Exclusividad y misterio

El esplendor de las especias orientales fue también el principio del fin. Durante la Edad Media fueron el paradigma de lo exclusivo y lo misterioso a un nivel sin parangón actual. Su precio se multiplicaba „incluso fueron lo más parecido a una moneda universal„ en cada etapa de un intrincado recorrido por mares, desiertos y mercados, desde tierras como de otro mundo, sin mapas ni noticias fidedignas: talmente, el Edén. Si la pimienta y la canela crecían en la India y Ceilán, el clavo y la nuez moscada llegaban hasta allí desde un archipiélago donde eran endémicas y que estaba en una zona del mapa totalmente en blanco: las islas Molucas. Pero su aura lujosa y paradisíaca se desvaneció cuando Vasco de Gama „que en 1498 llegó a «las islas de las especias» bordeando África„ o Magallanes „tras sortear el obstáculo con el que se tropezó Colón cuando buscaba una ruta hacia el mismo lugar„ iniciaron una inexorable globalización.

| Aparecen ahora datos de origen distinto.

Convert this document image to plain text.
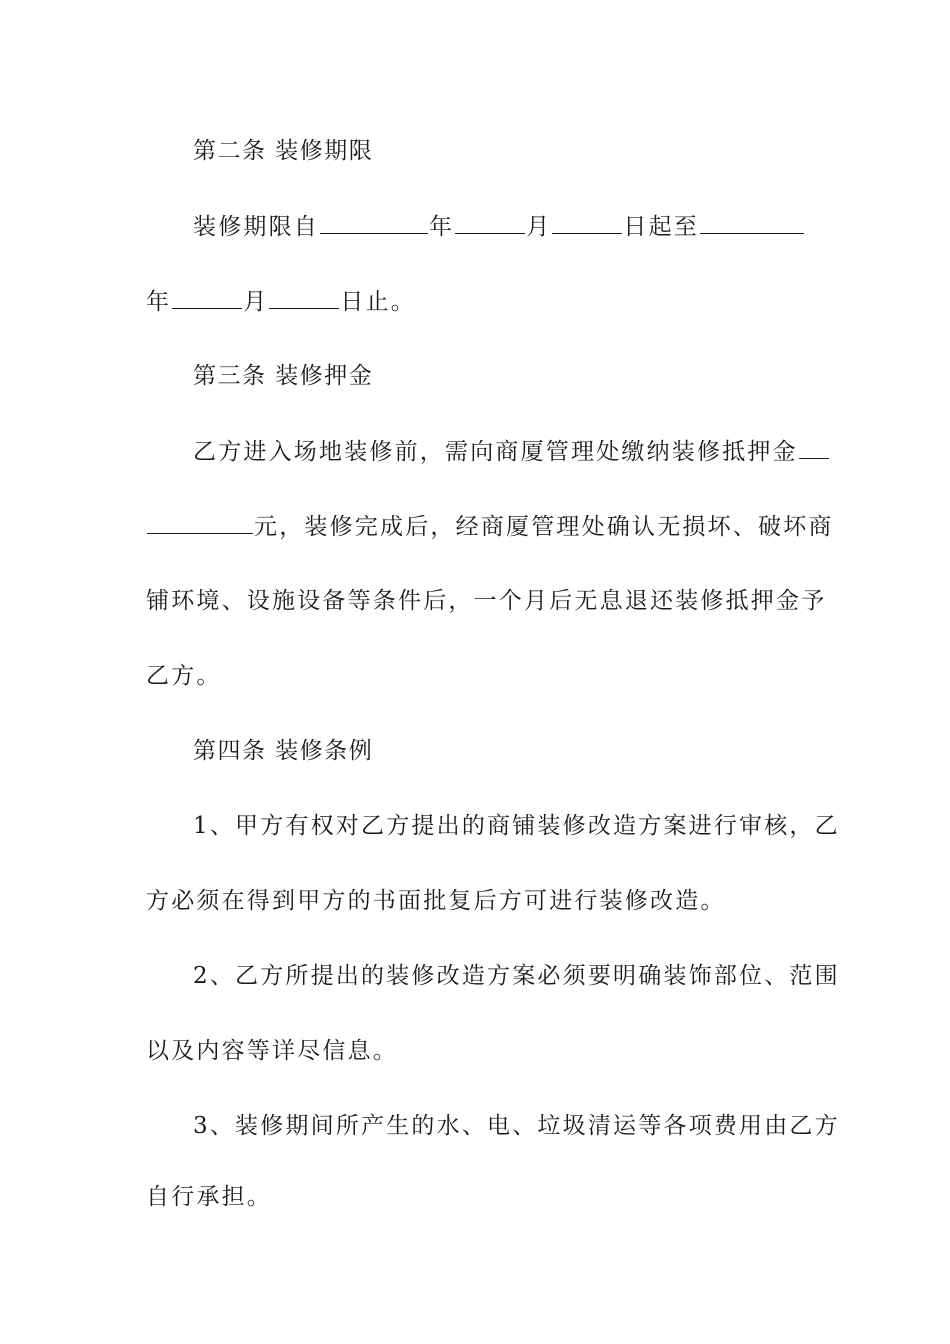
第二条 装修期限
装修期限自	年	月	日起至
年	月	日止。
第三条 装修押金
乙方进入场地装修前，需向商厦管理处缴纳装修抵押金
元，装修完成后，经商厦管理处确认无损坏、破坏商
铺环境、设施设备等条件后，一个月后无息退还装修抵押金予
乙方。
第四条 装修条例
1、甲方有权对乙方提出的商铺装修改造方案进行审核，乙
方必须在得到甲方的书面批复后方可进行装修改造。
2、乙方所提出的装修改造方案必须要明确装饰部位、范围
以及内容等详尽信息。
3、装修期间所产生的水、电、垃圾清运等各项费用由乙方
自行承担。
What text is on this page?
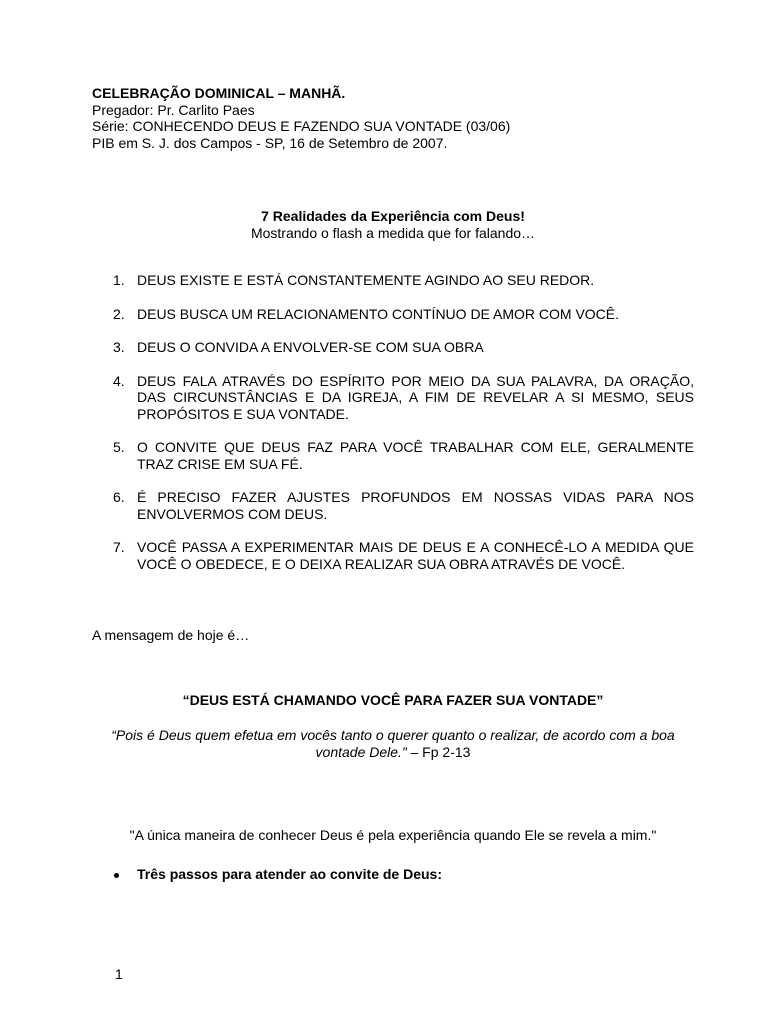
CELEBRAÇÃO DOMINICAL – MANHÃ.
Pregador: Pr. Carlito Paes
Série: CONHECENDO DEUS E FAZENDO SUA VONTADE (03/06)
PIB em S. J. dos Campos - SP, 16 de Setembro de 2007.
7 Realidades da Experiência com Deus!
Mostrando o flash a medida que for falando…
1. DEUS EXISTE E ESTÁ CONSTANTEMENTE AGINDO AO SEU REDOR.
2. DEUS BUSCA UM RELACIONAMENTO CONTÍNUO DE AMOR COM VOCÊ.
3. DEUS O CONVIDA A ENVOLVER-SE COM SUA OBRA
4. DEUS FALA ATRAVÉS DO ESPÍRITO POR MEIO DA SUA PALAVRA, DA ORAÇÃO, DAS CIRCUNSTÂNCIAS E DA IGREJA, A FIM DE REVELAR A SI MESMO, SEUS PROPÓSITOS E SUA VONTADE.
5. O CONVITE QUE DEUS FAZ PARA VOCÊ TRABALHAR COM ELE, GERALMENTE TRAZ CRISE EM SUA FÉ.
6. É PRECISO FAZER AJUSTES PROFUNDOS EM NOSSAS VIDAS PARA NOS ENVOLVERMOS COM DEUS.
7. VOCÊ PASSA A EXPERIMENTAR MAIS DE DEUS E A CONHECÊ-LO A MEDIDA QUE VOCÊ O OBEDECE, E O DEIXA REALIZAR SUA OBRA ATRAVÉS DE VOCÊ.
A mensagem de hoje é…
“DEUS ESTÁ CHAMANDO VOCÊ PARA FAZER SUA VONTADE”
“Pois é Deus quem efetua em vocês tanto o querer quanto o realizar, de acordo com a boa vontade Dele.” – Fp 2-13
"A única maneira de conhecer Deus é pela experiência quando Ele se revela a mim."
Três passos para atender ao convite de Deus:
1
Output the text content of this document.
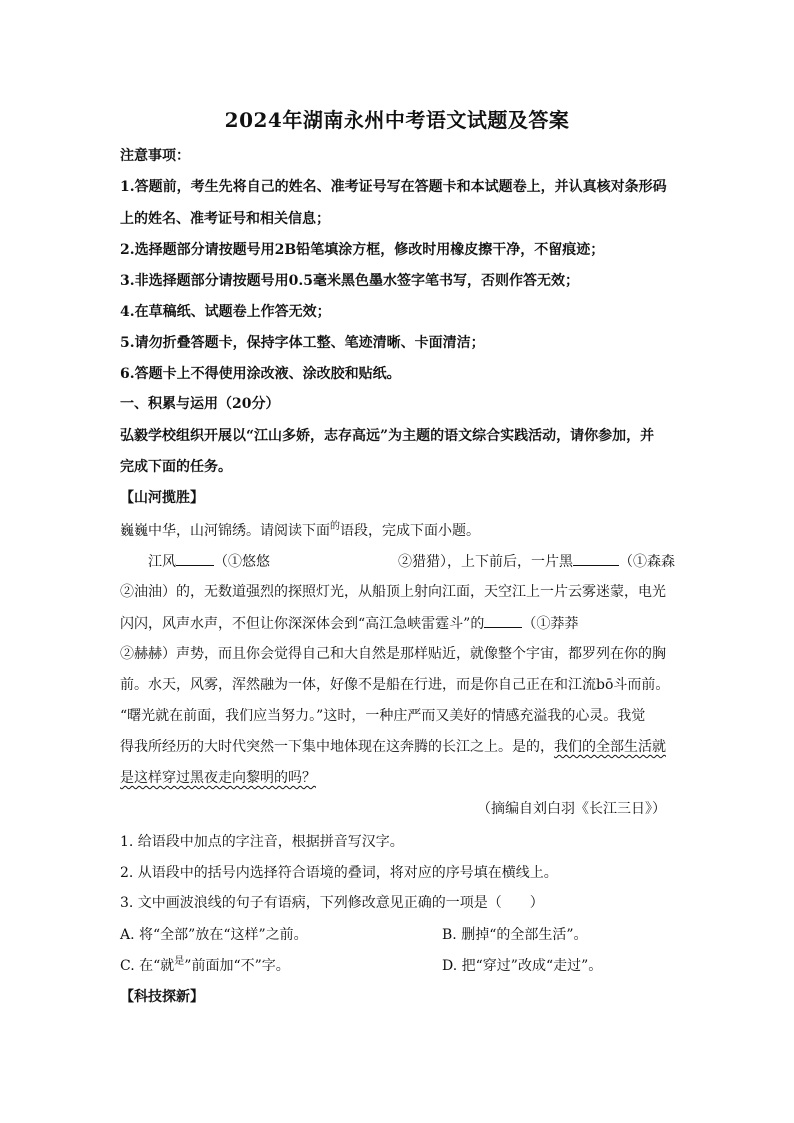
2024年湖南永州中考语文试题及答案
注意事项：
1.答题前，考生先将自己的姓名、准考证号写在答题卡和本试题卷上，并认真核对条形码
上的姓名、准考证号和相关信息；
2.选择题部分请按题号用2B铅笔填涂方框，修改时用橡皮擦干净，不留痕迹；
3.非选择题部分请按题号用0.5毫米黑色墨水签字笔书写，否则作答无效；
4.在草稿纸、试题卷上作答无效；
5.请勿折叠答题卡，保持字体工整、笔迹清晰、卡面清洁；
6.答题卡上不得使用涂改液、涂改胶和贴纸。
一、积累与运用（20分）
弘毅学校组织开展以“江山多娇，志存高远”为主题的语文综合实践活动，请你参加，并
完成下面的任务。
【山河揽胜】
巍巍中华，山河锦绣。请阅读下面$^的$语段，完成下面小题。
江风	（①悠悠	②猎猎），上下前后，一片黑	（①森森
②油油）的，无数道强烈的探照灯光，从船顶上射向江面，天空江上一片云雾迷蒙，电光
闪闪，风声水声，不但让你深深体会到“高江急峡雷霆斗”的	（①莽莽
②赫赫）声势，而且你会觉得自己和大自然是那样贴近，就像整个宇宙，都罗列在你的胸
前。水天，风雾，浑然融为一体，好像不是船在行进，而是你自己正在和江流bō斗而前。
“曙光就在前面，我们应当努力。”这时，一种庄严而又美好的情感充溢我的心灵。我觉
得我所经历的大时代突然一下集中地体现在这奔腾的长江之上。是的，我们的全部生活就
是这样穿过黑夜走向黎明的吗？
（摘编自刘白羽《长江三日》）
1. 给语段中加点的字注音，根据拼音写汉字。
2. 从语段中的括号内选择符合语境的叠词，将对应的序号填在横线上。
3. 文中画波浪线的句子有语病，下列修改意见正确的一项是（　　）
A. 将“全部”放在“这样”之前。	B. 删掉“的全部生活”。
C. 在“就$^是$”前面加“不”字。	D. 把“穿过”改成“走过”。
【科技探新】
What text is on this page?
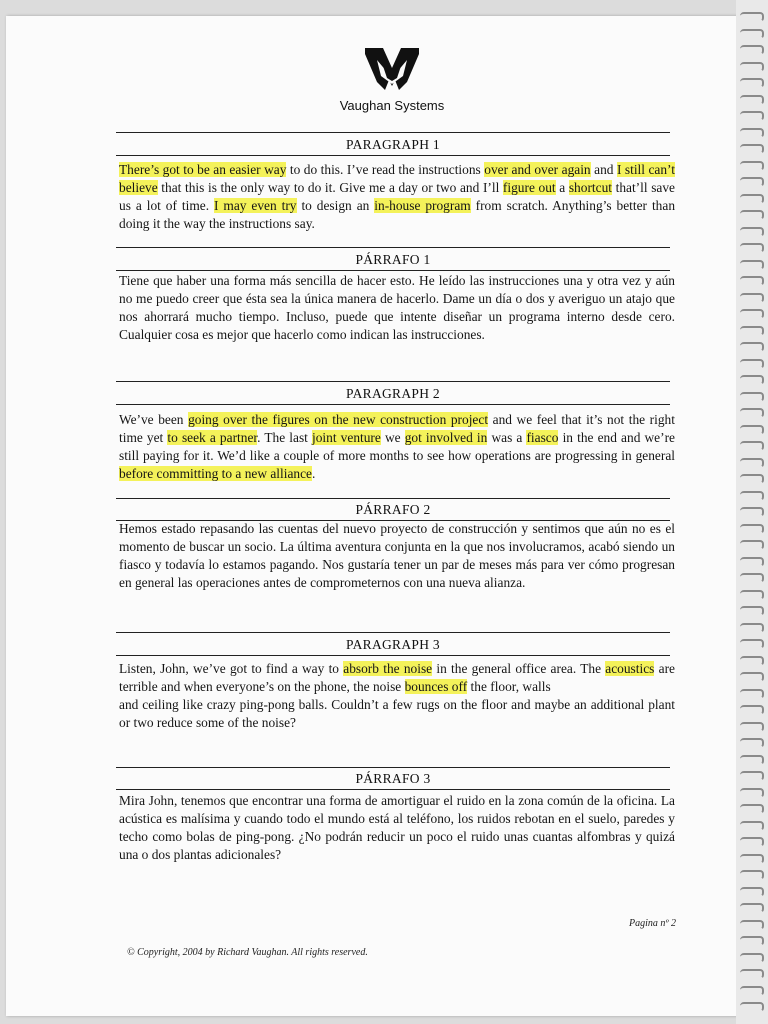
Vaughan Systems
PARAGRAPH 1
There’s got to be an easier way to do this. I’ve read the instructions over and over again and I still can’t believe that this is the only way to do it. Give me a day or two and I’ll figure out a shortcut that’ll save us a lot of time. I may even try to design an in-house program from scratch. Anything’s better than doing it the way the instructions say.
PÁRRAFO 1
Tiene que haber una forma más sencilla de hacer esto. He leído las instrucciones una y otra vez y aún no me puedo creer que ésta sea la única manera de hacerlo. Dame un día o dos y averiguo un atajo que nos ahorrará mucho tiempo. Incluso, puede que intente diseñar un programa interno desde cero. Cualquier cosa es mejor que hacerlo como indican las instrucciones.
PARAGRAPH 2
We’ve been going over the figures on the new construction project and we feel that it’s not the right time yet to seek a partner. The last joint venture we got involved in was a fiasco in the end and we’re still paying for it. We’d like a couple of more months to see how operations are progressing in general before committing to a new alliance.
PÁRRAFO 2
Hemos estado repasando las cuentas del nuevo proyecto de construcción y sentimos que aún no es el momento de buscar un socio. La última aventura conjunta en la que nos involucramos, acabó siendo un fiasco y todavía lo estamos pagando. Nos gustaría tener un par de meses más para ver cómo progresan en general las operaciones antes de comprometernos con una nueva alianza.
PARAGRAPH 3
Listen, John, we’ve got to find a way to absorb the noise in the general office area. The acoustics are terrible and when everyone’s on the phone, the noise bounces off the floor, walls
and ceiling like crazy ping-pong balls. Couldn’t a few rugs on the floor and maybe an additional plant or two reduce some of the noise?
PÁRRAFO 3
Mira John, tenemos que encontrar una forma de amortiguar el ruido en la zona común de la oficina. La acústica es malísima y cuando todo el mundo está al teléfono, los ruidos rebotan en el suelo, paredes y techo como bolas de ping-pong. ¿No podrán reducir un poco el ruido unas cuantas alfombras y quizá una o dos plantas adicionales?
Pagina nº 2
© Copyright, 2004 by Richard Vaughan. All rights reserved.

La pimienta o el clavo dejaron de ser algo carísimo y glamuroso. Antes incluso de que se cultivaran en otras colonias tropicales, se agilizaron fabulosamente las rutas y de América llegó un competidor tan barato y versátil como el pimentón, además de la vainilla. Con la patata, el maíz, el pimiento o el tomate, la cocina ya no volvió a ser igual. Para Carême, el chef de la Revolución (gastronómica) Francesa, abusar de las especias „reemplazadas entre los snobs por el café, el té, el azúcar o el chocolate„ era la antítesis de la grande cuisine. Cientos de vaivenes después, aquellos condimentos que resplandecieron en las tiendas más exclusivas de los barrios nobles, reaparecen en los mercados suburbiales de las grandes metrópolis, a donde regresan como algo exótico el cilantro, el comino o el azafrán que un día salieron de aquí para implantarse en todo el mundo. A fin de cuentas, la fascinación actual por la cocina de fusión no está tan lejos de los gustos aparentemente estrambóticos del noble medieval o el patricio romano. Además, hay pimienta, nuez moscada, canela o clavo en el Opium de Yves Saint Laurent, en el Obsession de Calvin Klein, en cualquier vermut y en la mismísima Coca-cola.

Ah. Y nunca el valor de las especias tuvo que ver con su capacidad para rehabilitar una carne o un pescado rancio o podrido. Es una fake. Jamás el remedio fue inconmensurablemente más caro que el problema.